A editora do EP Seis Cantigas de Amigo foi a Arquivos Sonoros Portugueses do Giacometti, que também editou muito material do Fernando Lopes Graça. Conheceu-os, penso. Que memórias é que guarda dessas figuras?

O Michel Giacometti correspondi-me com ele por carta porque eu não o conheci pessoalmente. Conhecia já desde bastante novo o Fernando Lopes Graça. Ele era amigo dos pais da que seria minha mulher poucos anos depois. E lembro-me perfeitamente, nós aos sábados reuníamos em casa de uns e de outros para cantar, para mostrarmos poemas uns aos outros, para namorar, etc. Lembro-me de estar em casa da Ilse Losa e do Arménio Losa lá no Porto, cuja filha mais nova fazia parte do nosso grupo. Aquelas tardes de cantorias, dança e baile… E, já noite feita. apareceu o Lopes Graça com um disco prova, uma prova de fábrica com etiqueta branca… 33 rotações, um LP. Em casa dos Losas, onde a gente estava, com os olhos de fora, lá apareceu o Lopes-Graça a dizer “vocês têm que ouvir isto”. Então pôs no pick up onde estaria antes música de dança eventualmente, pôs no pick up esse disco e era a primeira cópia da Antologia dos Arquivos do volume que é dedicado a Trás-os-Montes.

As famosas Antologias com capas de serapilheira….

Sim, que depois sairia com esse aspecto. E nós ficámos ali a ouvir aquilo pá, às tantas começámos a chorar de emoção e não sei quê, éramos muito novinhos. E portanto com o Graça já havia essa relação pessoal.
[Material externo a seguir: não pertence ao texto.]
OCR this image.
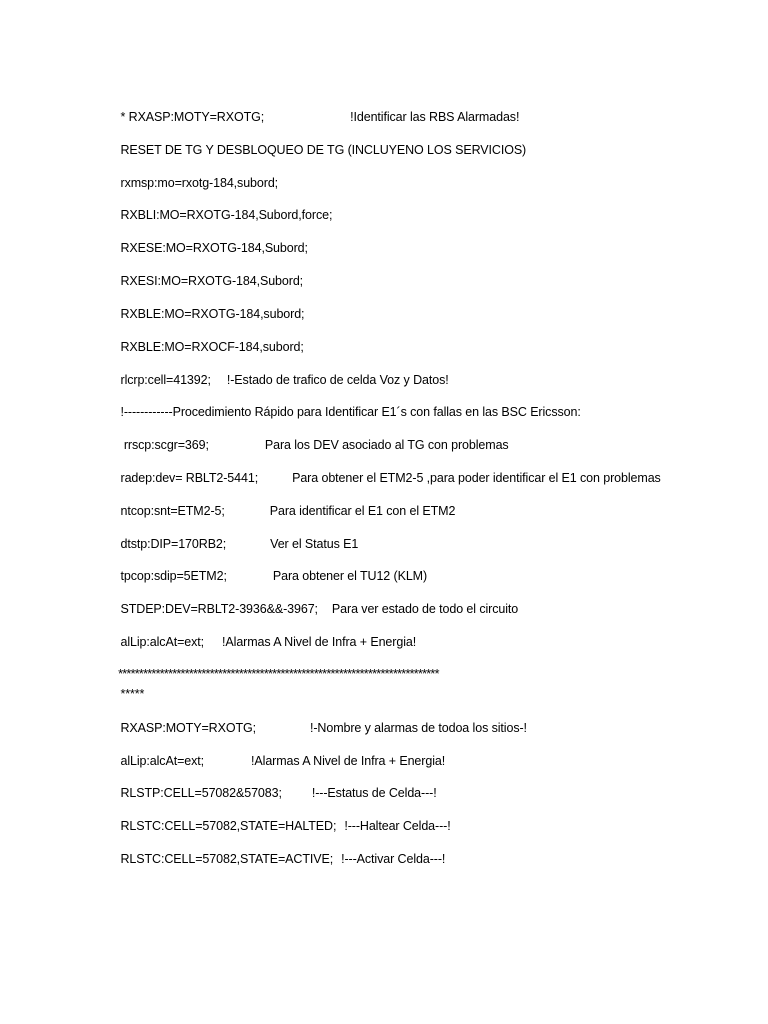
* RXASP:MOTY=RXOTG;	!Identificar las RBS Alarmadas!

RESET DE TG Y DESBLOQUEO DE TG (INCLUYENO LOS SERVICIOS)

rxmsp:mo=rxotg-184,subord;

RXBLI:MO=RXOTG-184,Subord,force;

RXESE:MO=RXOTG-184,Subord;

RXESI:MO=RXOTG-184,Subord;

RXBLE:MO=RXOTG-184,subord;

RXBLE:MO=RXOCF-184,subord;

rlcrp:cell=41392; !-Estado de trafico de celda Voz y Datos!

!------------Procedimiento Rápido para Identificar E1´s con fallas en las BSC Ericsson:

rrscp:scgr=369;	Para los DEV asociado al TG con problemas

radep:dev= RBLT2-5441;	Para obtener el ETM2-5 ,para poder identificar el E1 con problemas

ntcop:snt=ETM2-5;	Para identificar el E1 con el ETM2

dtstp:DIP=170RB2;	Ver el Status E1

tpcop:sdip=5ETM2;	Para obtener el TU12 (KLM)

STDEP:DEV=RBLT2-3936&&-3967; Para ver estado de todo el circuito

alLip:alcAt=ext; !Alarmas A Nivel de Infra + Energia!

*****************************************************************************

*****

RXASP:MOTY=RXOTG;	!-Nombre y alarmas de todoa los sitios-!

alLip:alcAt=ext;	!Alarmas A Nivel de Infra + Energia!

RLSTP:CELL=57082&57083; !---Estatus de Celda---!

RLSTC:CELL=57082,STATE=HALTED; !---Haltear Celda---!

RLSTC:CELL=57082,STATE=ACTIVE; !---Activar Celda---!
E depois, como ele era amigo dos pais da minha mulher, sempre que o Graça passava por Paris para ir à Hungria gravar para a Hungaroton, que era quem o editava na altura, ele passava sempre por nossa casa e estávamos com ele em Paris. Portanto, alguém, suponho que o Zeca Afonso, não tenho a certeza, é portador de uma fita de Paris para Portugal onde eu gravei numa gravação caseira as Cantigas de Amigo, que eram sete, e mais uma série de canções que depois vieram a aparecer nos meus primeiros discos. Tocadas à viola em casa, etc. Essa fita está hoje no espólio do Lopes Graça no Museu Verdades Faria, em Cascais. Essa malta da Universidade Nova também foi lá pescar essa fita. Depois o Michel é que me escreveu a combinar a gravação de um EP ou seja, o formato single mas com 33 rotações para caberem três faixas em cada lado. E só cabiam seis, houve uma que ficou de fora. Que é que está agora a abrir esta compilação… a partir dessa maquete, que foi encontrada em Cascais.

E qual é a história do grupo Organon? Outra pérola perdida que se recupera aqui.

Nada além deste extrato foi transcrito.